Hace alrededor de un año y medio empecé a sentirme diferente, confundida, no sabía bien en qué dirección debía moverme, supongo que aún sigo así, puede que un paso más cerca.

El caso es que desde muy pequeña conozco a una chica, que fue una de mis mejores amigas. Habíamos estado bastante separadas, pero a principios de septiembre volvimos a hablar y empezamos a salir en el mismo grupo de amigos. Alguna vez hablamos sobre la bisexualidad, pero nadie lo tomó realmente en serio, ni siquiera nosotras.

A mediados del curso, nos fuimos de excursión un fin de semana fuera con el instituto. Ella y yo íbamos en la misma habitación con otras dos amigas. Una noche que ellas se habían escapado a la habitación de otras chicas, empezamos a hablar, ella se bajó de su litera a mi cama y una cosa llevó a la otra.

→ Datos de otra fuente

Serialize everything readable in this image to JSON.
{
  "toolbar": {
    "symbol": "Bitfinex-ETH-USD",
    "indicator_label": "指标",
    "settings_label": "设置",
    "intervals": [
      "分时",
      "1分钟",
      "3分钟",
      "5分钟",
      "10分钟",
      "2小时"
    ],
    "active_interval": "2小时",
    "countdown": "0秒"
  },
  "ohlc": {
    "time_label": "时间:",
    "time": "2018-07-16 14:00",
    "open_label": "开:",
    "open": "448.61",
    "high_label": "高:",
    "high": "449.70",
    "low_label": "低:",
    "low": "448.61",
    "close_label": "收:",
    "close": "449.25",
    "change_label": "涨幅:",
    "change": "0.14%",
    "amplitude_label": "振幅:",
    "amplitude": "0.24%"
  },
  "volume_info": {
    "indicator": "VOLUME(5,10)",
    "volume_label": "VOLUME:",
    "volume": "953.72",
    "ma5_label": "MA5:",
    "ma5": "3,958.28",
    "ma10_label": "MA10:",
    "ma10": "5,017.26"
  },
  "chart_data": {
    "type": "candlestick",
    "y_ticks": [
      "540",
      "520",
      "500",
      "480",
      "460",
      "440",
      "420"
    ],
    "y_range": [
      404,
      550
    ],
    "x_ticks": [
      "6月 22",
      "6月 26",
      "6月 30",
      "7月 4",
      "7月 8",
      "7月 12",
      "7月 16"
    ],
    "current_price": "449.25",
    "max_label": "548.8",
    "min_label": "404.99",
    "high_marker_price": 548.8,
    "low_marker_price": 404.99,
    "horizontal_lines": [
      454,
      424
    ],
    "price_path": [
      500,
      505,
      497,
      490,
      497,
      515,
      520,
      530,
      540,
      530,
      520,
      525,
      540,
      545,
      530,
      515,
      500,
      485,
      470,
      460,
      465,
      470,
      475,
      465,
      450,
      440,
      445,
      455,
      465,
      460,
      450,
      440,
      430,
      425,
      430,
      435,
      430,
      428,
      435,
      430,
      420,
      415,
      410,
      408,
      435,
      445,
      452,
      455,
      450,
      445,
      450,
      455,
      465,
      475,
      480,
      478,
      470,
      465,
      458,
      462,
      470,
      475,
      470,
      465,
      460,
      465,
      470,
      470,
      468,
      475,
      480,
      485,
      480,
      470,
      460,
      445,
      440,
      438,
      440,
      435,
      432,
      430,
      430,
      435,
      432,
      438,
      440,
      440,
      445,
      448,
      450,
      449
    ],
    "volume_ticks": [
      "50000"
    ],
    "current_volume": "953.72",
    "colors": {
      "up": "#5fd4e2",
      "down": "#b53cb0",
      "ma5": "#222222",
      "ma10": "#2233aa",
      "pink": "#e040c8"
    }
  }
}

Cuando despertamos, las dos estábamos confundidas e incluso avergonzadas. Apenas podíamos mirarnos a la cara y no nos hablábamos. Al final con el tiempo volvimos a hablar como si nada hubiese pasado. Un día cuando estábamos en clase después de haber tenido (yo) una mala actitud con el profesorado (Aunque en realidad estaba teniendo esta mala actitud casi con todo el mundo) me dieron la noticia de que me habían expulsado una semana del centro escolar. Cuando me dijeron esto, me entraron unas ganas innegables de llorar, y entonces ella me agarró la mano bajo la mesa con fuerza y empezó a acariciarla con su pulgar.

Uno de esos días en los que yo estaba expulsada ella se saltó las clases y me vino a visitar a casa. Fuimos a un lugar que sólo nosotras conocemos dentro de un bosque que hay cerca de la ciudad. Cuando llegamos estuvimos un rato calladas escuchando el vacío, me figuro que las dos pensábamos en lo que había habido entre nosotras. Así que le pedí que lo dejara de ignorar y que por favor habláramos de ello.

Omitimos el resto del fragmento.